Se queremos realmente que os navios sejam ainda mais amigos do ambiente (hoje os navios são o mais eficiente modo de transporte – transportam cerca de 90 % das cargas mundiais e só são responsáveis por 3% das emissões de gases de efeitos de estufa) as verbas pagas pela poluição que provocam têm de ser reinvestidas no sector, para financiar os necessários programas de investigação relacionados com o transporte marítimo, e não utilizadas pelos Governos noutros sectores.
Por outro lado, os custos de desenvolvimento e produção de combustíveis amigos do ambiente não podem voltar a ser suportados pêlos armadores, como aconteceu a 1 de Janeiro de 2020, com a imposição dos navios terem de usar combustível com o máximo de 0,5% de teor de enxofre (VLSFO) em que o preço passou para 569 USD/TM, quando no dia anterior (31 de Dezembro de 2019) o preço do IFO 380 usado nos navios era de 250 USD/TM.

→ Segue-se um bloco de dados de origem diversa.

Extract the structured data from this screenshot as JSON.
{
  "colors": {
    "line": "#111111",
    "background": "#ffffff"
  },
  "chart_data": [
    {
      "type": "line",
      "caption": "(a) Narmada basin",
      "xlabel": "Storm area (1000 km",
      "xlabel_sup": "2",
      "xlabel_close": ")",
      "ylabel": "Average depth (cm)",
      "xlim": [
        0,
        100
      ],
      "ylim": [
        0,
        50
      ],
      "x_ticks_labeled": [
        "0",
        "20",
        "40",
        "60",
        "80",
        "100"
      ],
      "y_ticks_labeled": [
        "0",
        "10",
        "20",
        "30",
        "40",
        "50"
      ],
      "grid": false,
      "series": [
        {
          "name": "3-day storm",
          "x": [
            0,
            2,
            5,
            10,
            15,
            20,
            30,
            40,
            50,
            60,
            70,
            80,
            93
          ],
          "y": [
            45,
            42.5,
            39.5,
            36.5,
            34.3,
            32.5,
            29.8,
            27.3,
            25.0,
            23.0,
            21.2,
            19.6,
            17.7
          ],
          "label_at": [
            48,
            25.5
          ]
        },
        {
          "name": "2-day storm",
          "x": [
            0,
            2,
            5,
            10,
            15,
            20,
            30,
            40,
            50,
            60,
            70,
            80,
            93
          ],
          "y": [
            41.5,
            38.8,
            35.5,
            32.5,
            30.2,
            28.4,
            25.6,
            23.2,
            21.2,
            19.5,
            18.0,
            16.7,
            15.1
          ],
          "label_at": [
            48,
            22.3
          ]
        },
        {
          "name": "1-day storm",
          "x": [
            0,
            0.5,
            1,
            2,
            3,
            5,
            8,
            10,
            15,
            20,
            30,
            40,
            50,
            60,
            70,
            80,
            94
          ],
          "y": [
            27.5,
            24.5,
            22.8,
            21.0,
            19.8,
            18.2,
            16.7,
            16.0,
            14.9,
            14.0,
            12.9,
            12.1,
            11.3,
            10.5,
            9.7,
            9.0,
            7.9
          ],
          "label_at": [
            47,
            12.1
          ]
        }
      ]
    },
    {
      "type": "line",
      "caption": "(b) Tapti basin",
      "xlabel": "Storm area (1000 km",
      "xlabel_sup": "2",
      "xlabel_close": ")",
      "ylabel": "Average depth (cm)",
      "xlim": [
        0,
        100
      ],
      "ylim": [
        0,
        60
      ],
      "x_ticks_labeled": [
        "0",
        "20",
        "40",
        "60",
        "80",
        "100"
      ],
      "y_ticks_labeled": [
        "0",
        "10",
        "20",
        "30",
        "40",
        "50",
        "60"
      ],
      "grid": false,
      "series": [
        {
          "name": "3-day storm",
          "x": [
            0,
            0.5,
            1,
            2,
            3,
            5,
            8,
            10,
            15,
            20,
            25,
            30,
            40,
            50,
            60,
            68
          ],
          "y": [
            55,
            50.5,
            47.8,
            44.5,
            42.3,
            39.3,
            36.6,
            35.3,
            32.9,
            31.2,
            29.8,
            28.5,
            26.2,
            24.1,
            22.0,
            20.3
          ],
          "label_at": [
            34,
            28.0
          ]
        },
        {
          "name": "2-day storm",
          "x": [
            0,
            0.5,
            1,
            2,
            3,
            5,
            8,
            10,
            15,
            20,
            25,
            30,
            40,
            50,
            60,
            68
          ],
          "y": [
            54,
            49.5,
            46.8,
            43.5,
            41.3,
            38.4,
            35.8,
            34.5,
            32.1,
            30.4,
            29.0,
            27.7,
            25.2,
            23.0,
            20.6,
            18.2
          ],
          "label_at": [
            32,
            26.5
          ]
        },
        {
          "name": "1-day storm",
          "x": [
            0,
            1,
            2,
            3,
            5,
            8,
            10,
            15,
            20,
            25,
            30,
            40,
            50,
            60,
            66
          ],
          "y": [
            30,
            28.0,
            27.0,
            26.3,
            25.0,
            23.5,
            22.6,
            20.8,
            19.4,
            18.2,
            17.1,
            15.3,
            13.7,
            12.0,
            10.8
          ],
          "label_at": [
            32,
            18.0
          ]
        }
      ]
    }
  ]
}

Ou seja, de um dia para o outro o preço do combustível dos navios aumentou 128%.
A estratégia ocidental para a transição energética está a ser muito mal equacionada ao basear-se no aumento dos preços dos combustíveis, o que provou ser um erro, ao causar grandes problemas às economias dos diferentes países porque estas vão continuar, nos próximos anos, a depender muito do carvão, petróleo e gás (nos navios os custos operacionais são muito elevados e a factura dos combustíveis tem um peso expressivo).
Como muito bem refere a ICS – International Chamber of Shipping, “embora a IMO regule os navios, o desenvolvimento de tecnologias, combustíveis, sistemas de propulsão e infraestrutura relacionada que serão necessários para atingir o zero carbono pelo sector, são de responsabilidade e estão no controlo de outras partes que não os armadores, particularmente fornecedores de energia e fabricantes de motores que a IMO não pode regulamentar directamente”.